You may be aware that José Mourinho, Chelsea’s high profile manager has been sacked and there seems to be a split between people who blame the players and those who prefer to say that the buck stops with the manager.
It’s interesting that many Chelsea supporters have called out the players as ‘rats’; believing that they stopped working for the manager; thereby losing game after game; all of which resulted in Mourinho getting the axe.
It’s clear to see that the players have had a hand in the outcome – and they certainly haven’t come out of this situation smelling of roses. Nevertheless, they don’t appear to have suffered any consequences either.
It was said that Mourinho had been unable to get an audience with the club owner, Roman Abramovich when he wanted him to talk to the players and remind them of their responsibilities. Instead, he had Mourinho sacked first and then spoke with the players afterwards.
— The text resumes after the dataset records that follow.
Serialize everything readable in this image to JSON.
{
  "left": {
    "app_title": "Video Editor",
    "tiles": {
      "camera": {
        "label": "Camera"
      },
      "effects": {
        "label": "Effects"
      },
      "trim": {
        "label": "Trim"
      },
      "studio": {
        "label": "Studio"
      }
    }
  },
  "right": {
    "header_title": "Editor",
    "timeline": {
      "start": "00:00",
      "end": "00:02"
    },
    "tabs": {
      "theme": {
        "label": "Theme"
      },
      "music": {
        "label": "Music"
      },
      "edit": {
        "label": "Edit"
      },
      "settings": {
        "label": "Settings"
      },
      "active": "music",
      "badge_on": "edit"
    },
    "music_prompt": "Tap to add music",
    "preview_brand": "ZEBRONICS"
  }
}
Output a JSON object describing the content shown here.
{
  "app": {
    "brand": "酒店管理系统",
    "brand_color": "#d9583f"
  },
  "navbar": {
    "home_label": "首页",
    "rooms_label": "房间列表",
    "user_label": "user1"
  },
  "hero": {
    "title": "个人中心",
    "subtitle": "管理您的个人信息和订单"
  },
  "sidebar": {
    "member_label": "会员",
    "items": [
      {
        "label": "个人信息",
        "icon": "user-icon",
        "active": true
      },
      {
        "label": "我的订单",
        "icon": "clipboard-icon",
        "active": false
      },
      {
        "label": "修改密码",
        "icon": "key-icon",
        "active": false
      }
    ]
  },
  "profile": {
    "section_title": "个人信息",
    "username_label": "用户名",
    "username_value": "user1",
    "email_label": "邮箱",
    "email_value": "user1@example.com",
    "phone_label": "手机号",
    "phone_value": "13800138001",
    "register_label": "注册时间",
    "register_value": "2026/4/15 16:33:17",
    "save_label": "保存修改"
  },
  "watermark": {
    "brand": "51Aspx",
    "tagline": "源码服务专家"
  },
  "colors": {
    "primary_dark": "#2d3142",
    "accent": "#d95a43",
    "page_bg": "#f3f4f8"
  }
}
What was his intended message here; that negative behaviour will be rewarded?
I know from personal experience how critical it is that management are seen to be aligned in their thinking and supportive of each other. When the boss undermines you (often because it’s easier rather than through any malintent) it becomes increasingly difficult to perform well yourself and then nigh on impossible to rally the troops and get everybody pulling in the same direction. Once people sense you are not in control it’s a slippery slope.
That said it’s a manager’s job to motivate and to get the best out of their people, whatever the characters they are working with. If we are not able to do that then we are not doing a good job.
I’ve seen plenty of managers who can come into a new environment and turn things around. Whilst they have a big impact early on they are unable to sustain it. Often, they are promoted; head hunted or choose to move on relatively quickly, whilst those tactics are still bearing fruit. By the time their methods are found wanting they are long gone; except perhaps in sport where every single result is scrutinised.
Personalities like this make great ‘turnaround’ managers; and you know what you’ll get from them in the short-term. They are not leaders though because they only know one way (or at least only choose to use a single approach); and once everyone has the measure of them they lose their impact.
One journalist, Oliver Holt referred to Mourinho as “the best ‘managerial shock jockey’ there is. He’ll come in, do his job and leave everyone traumatised after three years”. Great in a crisis or when you want to put the cat among the pigeons; and best to do so with eyes wide open and a clear back up plan.